As far as some strange user's actual cold searches, I'm sure I'll always be hit 68,294. With all the SEO voodoo in the world, maybe I'd get up to 37,221st place. Seriously, why bother?
 

jaran

New member
You cant controlling of them. Just block bad bot may onvolved your site. Because they're only wasting your bandwith

Sent from my ASUS_T00F using Tapatalk
 

xdude

New member
Hmm I have never bothered about spiders and amount of bandwidth they use is not really a big deal since we have huge amounts of bandwidth these days. If you see something eats your bandwidth really fast then it probably a DDOS attack, heavy brute force attack or somekind of bad code in a script or plugin.
 

Anomie

New member
xdude said:
Hmm I have never bothered about spiders and amount of bandwidth they use is not really a big deal since we have huge amounts of bandwidth these days.
There are two problems for me:

I don't want to waste a free host's bandwidth out of consideration, if nothing else.

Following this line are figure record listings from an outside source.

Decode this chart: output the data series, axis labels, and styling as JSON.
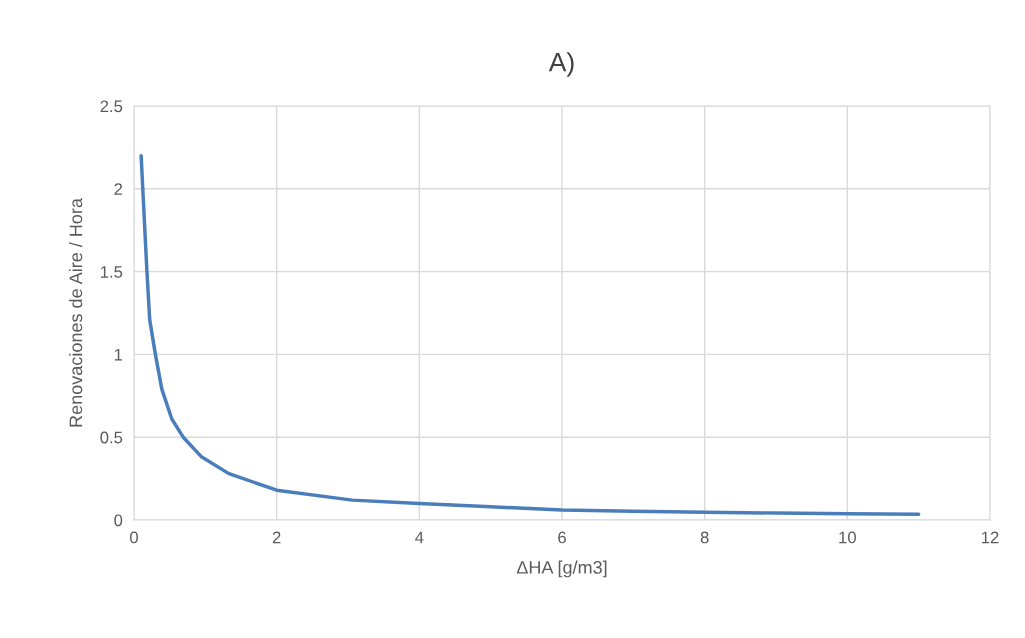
{
  "chart_data": {
    "type": "line",
    "title": "A)",
    "xlabel": "ΔHA [g/m3]",
    "ylabel": "Renovaciones de Aire / Hora",
    "x": [
      0.1,
      0.13,
      0.18,
      0.22,
      0.3,
      0.39,
      0.53,
      0.69,
      0.95,
      1.33,
      2.0,
      3.06,
      4.0,
      5.0,
      6.0,
      7.0,
      8.0,
      9.0,
      10.0,
      11.0
    ],
    "series": [
      {
        "color": "#4a7ebb",
        "values": [
          2.2,
          1.94,
          1.51,
          1.21,
          1.0,
          0.79,
          0.61,
          0.5,
          0.38,
          0.28,
          0.18,
          0.12,
          0.1,
          0.08,
          0.06,
          0.053,
          0.047,
          0.042,
          0.038,
          0.035
        ]
      }
    ],
    "xlim": [
      0,
      12
    ],
    "xticks": [
      0,
      2,
      4,
      6,
      8,
      10,
      12
    ],
    "ylim": [
      0,
      2.5
    ],
    "yticks": [
      0,
      0.5,
      1,
      1.5,
      2,
      2.5
    ],
    "grid": true,
    "marker": "none",
    "line_style": "solid"
  }
}
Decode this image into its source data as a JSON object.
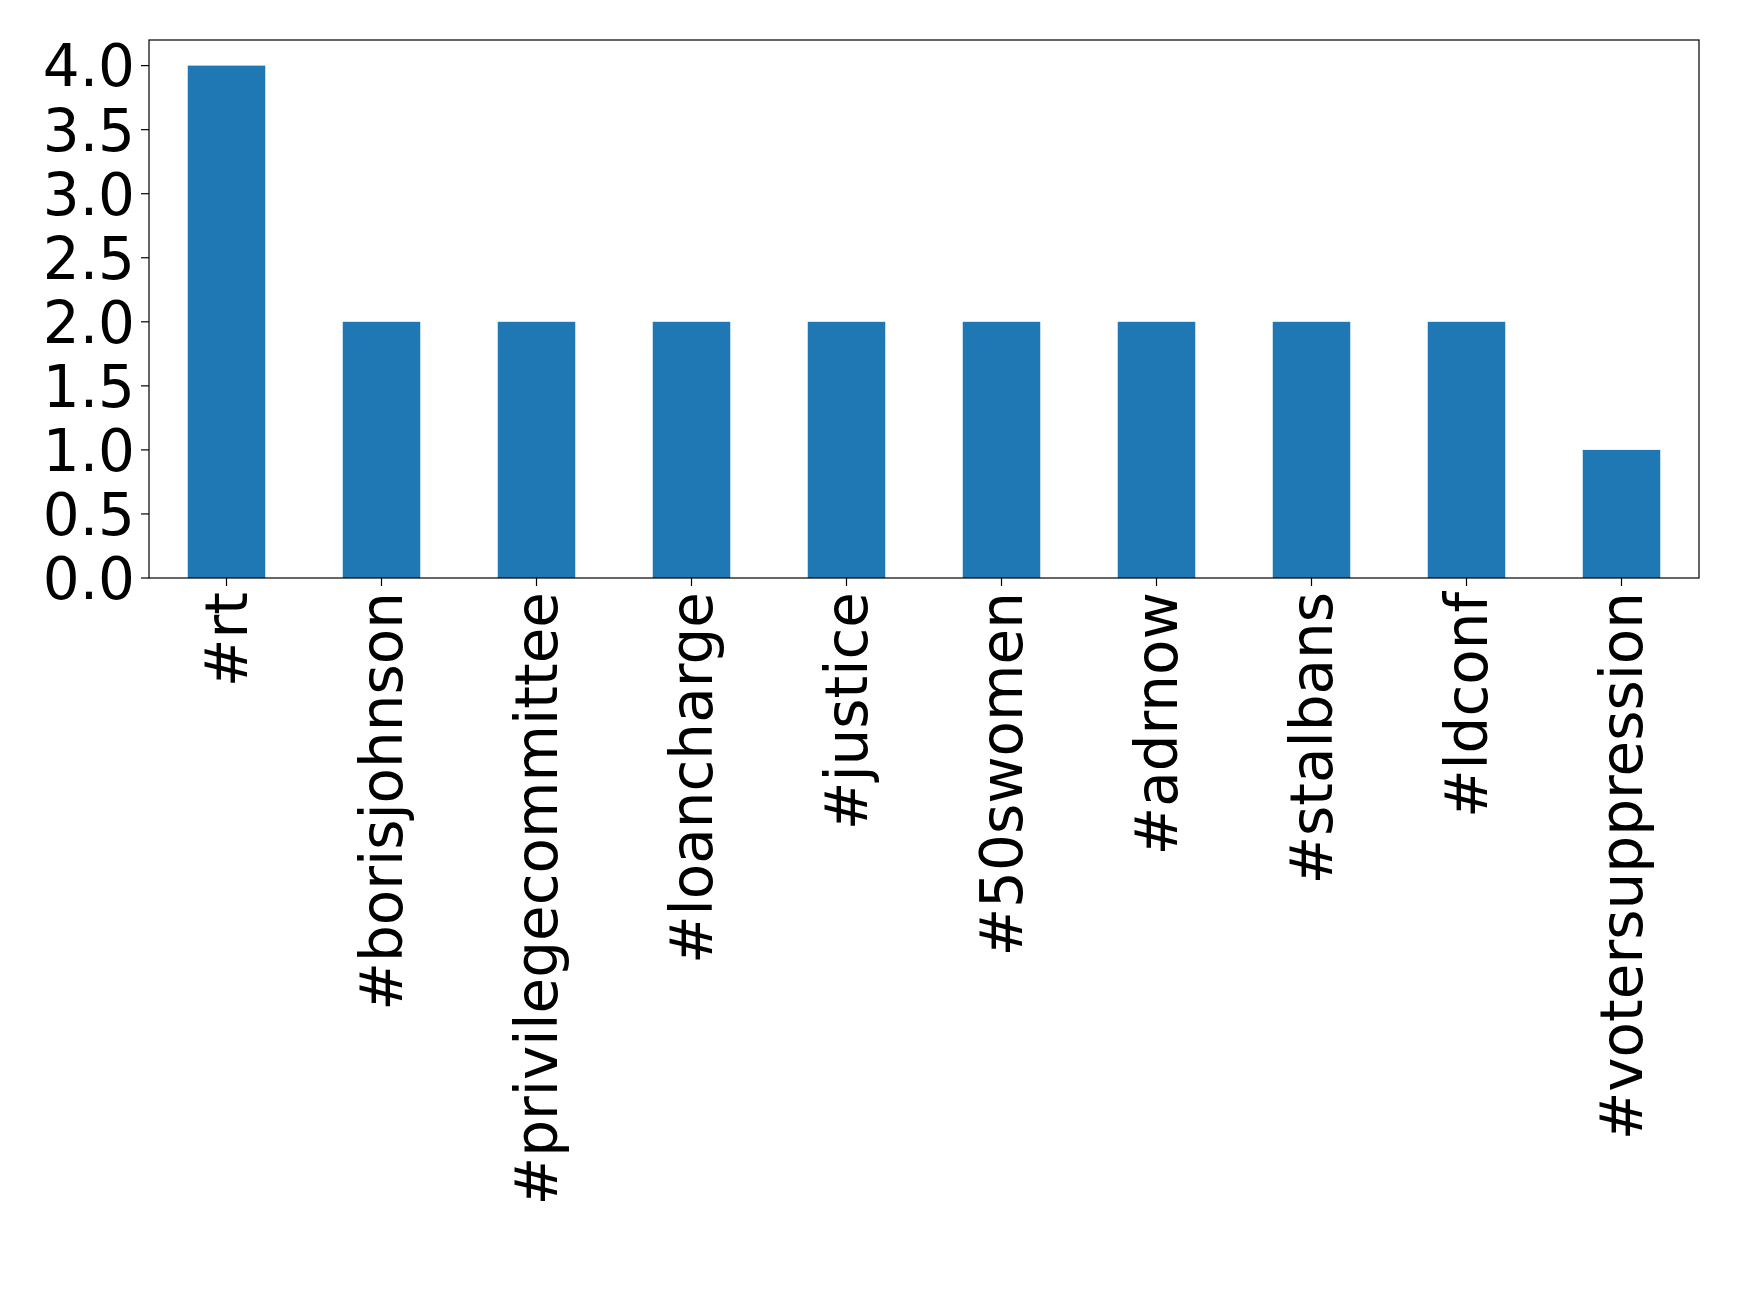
{
  "chart_data": {
    "type": "bar",
    "categories": [
      "#rt",
      "#borisjohnson",
      "#privilegecommittee",
      "#loancharge",
      "#justice",
      "#50swomen",
      "#adrnow",
      "#stalbans",
      "#ldconf",
      "#votersuppression"
    ],
    "values": [
      4,
      2,
      2,
      2,
      2,
      2,
      2,
      2,
      2,
      1
    ],
    "color": "#1f77b4",
    "ylim": [
      0,
      4.2
    ],
    "yticks": [
      {
        "value": 0,
        "label": "0.0"
      },
      {
        "value": 0.5,
        "label": "0.5"
      },
      {
        "value": 1,
        "label": "1.0"
      },
      {
        "value": 1.5,
        "label": "1.5"
      },
      {
        "value": 2,
        "label": "2.0"
      },
      {
        "value": 2.5,
        "label": "2.5"
      },
      {
        "value": 3,
        "label": "3.0"
      },
      {
        "value": 3.5,
        "label": "3.5"
      },
      {
        "value": 4,
        "label": "4.0"
      }
    ],
    "grid": false
  }
}
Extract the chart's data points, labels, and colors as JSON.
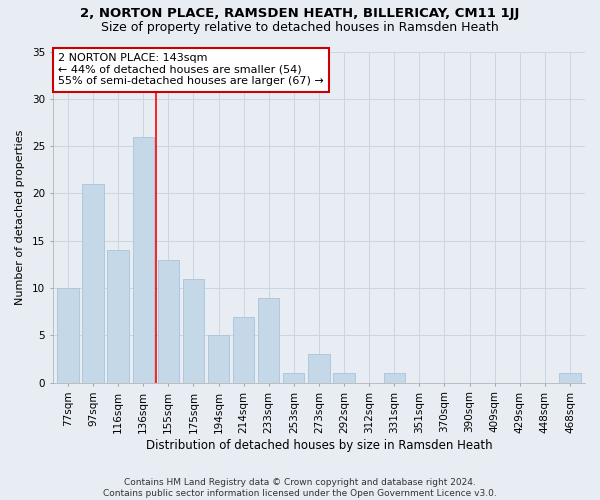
{
  "title1": "2, NORTON PLACE, RAMSDEN HEATH, BILLERICAY, CM11 1JJ",
  "title2": "Size of property relative to detached houses in Ramsden Heath",
  "xlabel": "Distribution of detached houses by size in Ramsden Heath",
  "ylabel": "Number of detached properties",
  "categories": [
    "77sqm",
    "97sqm",
    "116sqm",
    "136sqm",
    "155sqm",
    "175sqm",
    "194sqm",
    "214sqm",
    "233sqm",
    "253sqm",
    "273sqm",
    "292sqm",
    "312sqm",
    "331sqm",
    "351sqm",
    "370sqm",
    "390sqm",
    "409sqm",
    "429sqm",
    "448sqm",
    "468sqm"
  ],
  "values": [
    10,
    21,
    14,
    26,
    13,
    11,
    5,
    7,
    9,
    1,
    3,
    1,
    0,
    1,
    0,
    0,
    0,
    0,
    0,
    0,
    1
  ],
  "bar_color": "#c5d8e8",
  "bar_edge_color": "#a8c4dc",
  "vline_x": 3.5,
  "annotation_line1": "2 NORTON PLACE: 143sqm",
  "annotation_line2": "← 44% of detached houses are smaller (54)",
  "annotation_line3": "55% of semi-detached houses are larger (67) →",
  "annotation_box_color": "#ffffff",
  "annotation_box_edge": "#cc0000",
  "ylim": [
    0,
    35
  ],
  "yticks": [
    0,
    5,
    10,
    15,
    20,
    25,
    30,
    35
  ],
  "grid_color": "#ccd6e0",
  "background_color": "#e8edf4",
  "footer": "Contains HM Land Registry data © Crown copyright and database right 2024.\nContains public sector information licensed under the Open Government Licence v3.0.",
  "title1_fontsize": 9.5,
  "title2_fontsize": 9,
  "xlabel_fontsize": 8.5,
  "ylabel_fontsize": 8,
  "tick_fontsize": 7.5,
  "annotation_fontsize": 8,
  "footer_fontsize": 6.5
}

I don't want my WP logs cluttered with so much crawler traffic that I can't easily find a) my legitimate users and b) hack attempts. This has been an annoyance in the past.

Once I get the site fully active, I imagine I'll just open up robots.txt for a couple of days once in a while. Somewhere in the WP config, there's a checkbox to allow/not crawlers. Does that just generate the appropriate robots.txt file? I've never checked out how that feature actually works.
 
Ummm, I would be blocking some of these bots as they are taking way too much bandwidth. They should be a few megs, not into the gigs of bandwidth.
 

Anomie

New member
strokerace said:
Ummm, I would be blocking some of these bots as they are taking way too much bandwidth. They should be a few megs, not into the gigs of bandwidth.

Y'think? :D

Some are full site scans and http://cryptome.org/ is a densely-populated page.

Much of this is malicious monkeywrenching of his site, but I'm not sure why John doesn't block them. Except for the black government crawlers -- and there are a bunch of them there from a bunch of countries -- most of them will bug off merely in response to robots.txt directives. I should ask him, but his answers tend to be, uh, complex.